I came to Vienna, Austria, this week for a single purpose: to be part of something that my German teacher of 25 years ago started.
I was part of a group of students that had the opportunity to travel to German speaking countries on a school exchange programme. It was my first journey outside of the borders of South Africa, the first of many more to come. It was an event that changed my life forever.
Instead of living a life planned with specific requirements you thought you were destined to do, my life changed into a journey that included a few roller coaster rides along the way. I will never want to change it. I made many mistakes, but instead of seeing these as failures they became those necessary training lessons you need in life.
About two years ago I was on a short stay in Vienna on my way back from a conference. While reflecting one evening on how I actually got there and still manage to speak German I decided to look up my teacher from so many years ago.
So I googled. I managed to find Alet Conradie at the Paul Roos Gymnasium in Stellenbosch, South Africa. I later learned about this tour she was planning to Vienna for her current students. I knew I had to be there. And so it happened that my usual June holiday that also includes my birthday coincided with their tour to Austria and Germany.
To get back to the original topic: I realised during the past few days how this teacher of mine still keeps on motivating her students to go so much further, think outside of the box, and to keep on exploring their worlds. She does not spoon feed them with endless instructions, but rather give them enough information, knowledge and guidance so that they can do things themselves and keep on discovering this world, each in their own unique way.
After all these years even myself still keep on learning from her. At this specific occasion two groups of students were put together - one from South Africa and one from Poland. I now also need to mention their teacher, Justyna Sobota. Even though I managed to get to know her only for about three days, she is clearly of the same calibre.

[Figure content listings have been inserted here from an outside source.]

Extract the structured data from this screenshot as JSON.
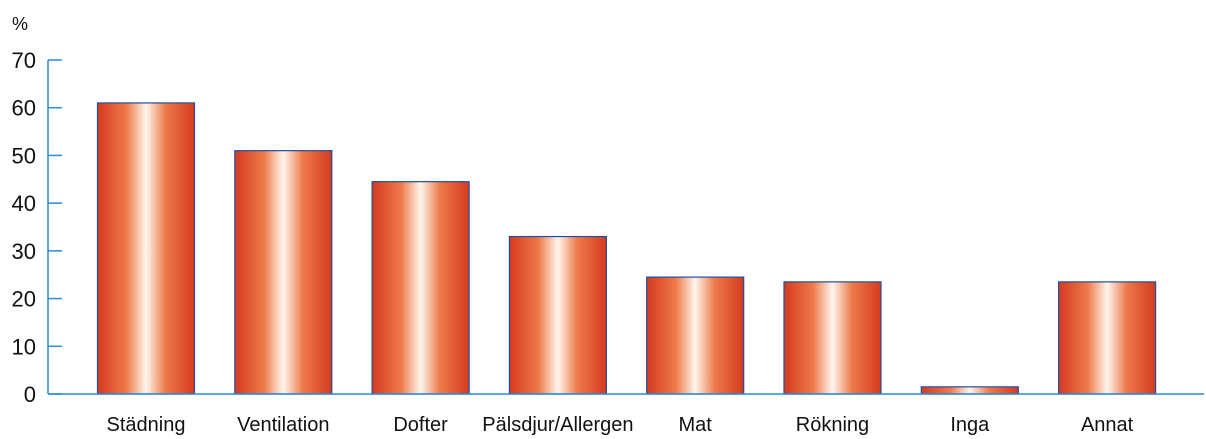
{
  "chart_data": {
    "type": "bar",
    "unit_label": "%",
    "categories": [
      "Städning",
      "Ventilation",
      "Dofter",
      "Pälsdjur/Allergen",
      "Mat",
      "Rökning",
      "Inga",
      "Annat"
    ],
    "values": [
      61,
      51,
      44.5,
      33,
      24.5,
      23.5,
      1.5,
      23.5
    ],
    "ylim": [
      0,
      70
    ],
    "yticks": [
      0,
      10,
      20,
      30,
      40,
      50,
      60,
      70
    ],
    "title": "",
    "xlabel": "",
    "ylabel": "",
    "grid": false,
    "colors": {
      "bar_edge": "#d43a1f",
      "bar_mid": "#ee7a4a",
      "bar_highlight": "#fff6ee",
      "bar_outline": "#1f4fa0",
      "axis": "#2a8bd6"
    }
  }
}
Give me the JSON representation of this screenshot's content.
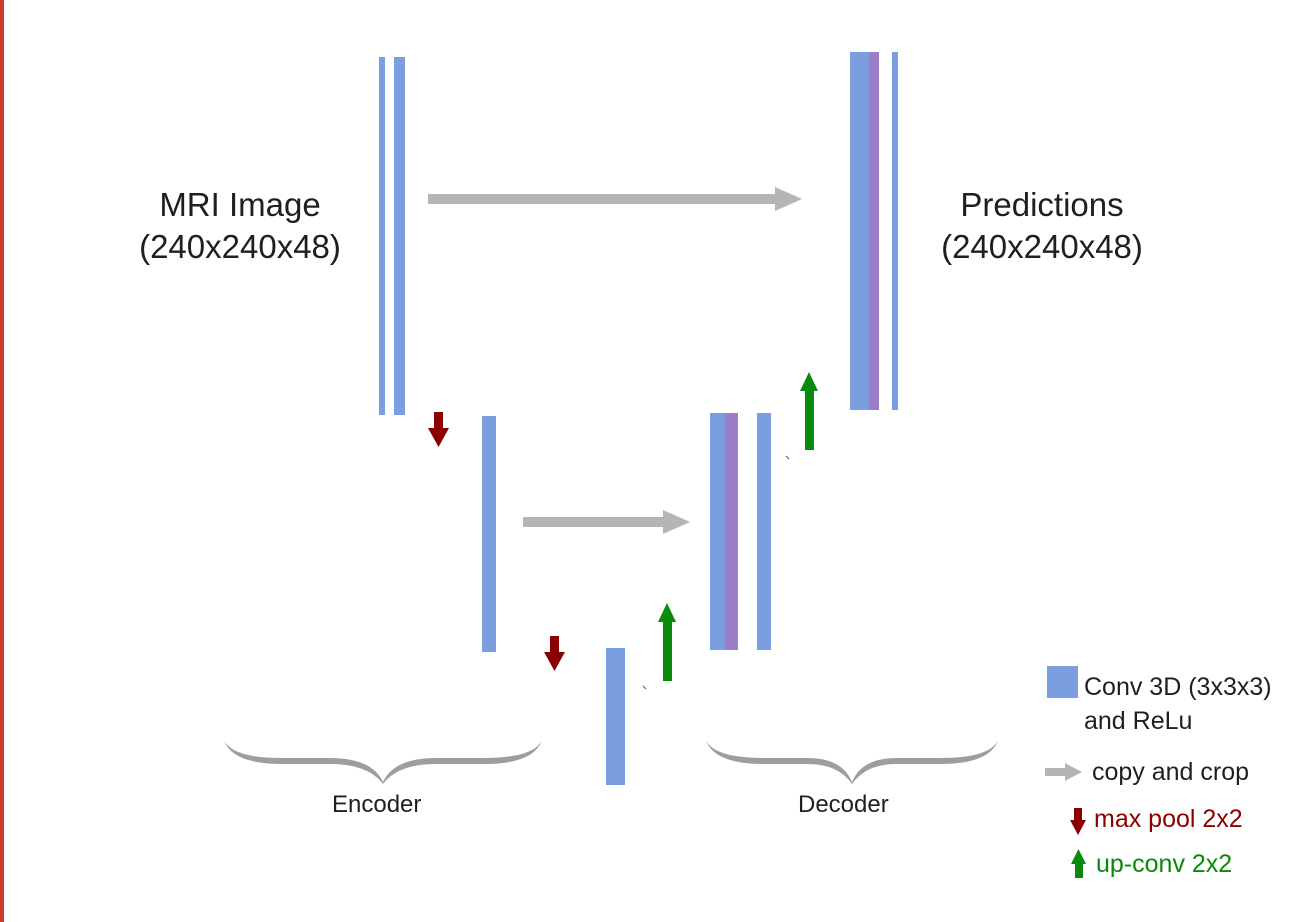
{
  "colors": {
    "conv": "#7b9edf",
    "concat": "#9b7dc8",
    "copy_arrow": "#b5b5b5",
    "maxpool": "#8b0000",
    "upconv": "#0a8a0a",
    "brace": "#9e9e9e",
    "border": "#cc3a2b"
  },
  "input_label": {
    "line1": "MRI Image",
    "line2": "(240x240x48)"
  },
  "output_label": {
    "line1": "Predictions",
    "line2": "(240x240x48)"
  },
  "encoder_label": "Encoder",
  "decoder_label": "Decoder",
  "legend": {
    "conv_line1": "Conv 3D (3x3x3)",
    "conv_line2": "and ReLu",
    "copy": "copy and crop",
    "maxpool": "max pool 2x2",
    "upconv": "up-conv 2x2"
  }
}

The way Alet Conradie managed to get these two groups of students to start to interact with each other demonstrated the skillfulness she continues to apply when working with diverse students. Teachers achieve so much more when they inspire students to achieve great things in life.
The way these teachers put these inspirations into real actions and make their students take those extra few steps to reach out above the rest should become the norm. Most of use just need a nudge or two that encourage us that you can do better, that you can do what you dream of.
How Alet Conradie encourage her students to be exceptional keeps on being an inspiration for everyone. This should become a blue print for other teachers on how to motivate and develop these young minds that will shape our future before it is corrupted by negative thinking and this idiotic ideology of a collective mindset that just brings everyone down in the process.
Exceptional teachers also have exceptional challenges as they always challenge the status quo in their mission to create excellence.
I challenge everyone to start to write about those teachers that are really making a difference so that the world can see and learn how important our teachers are.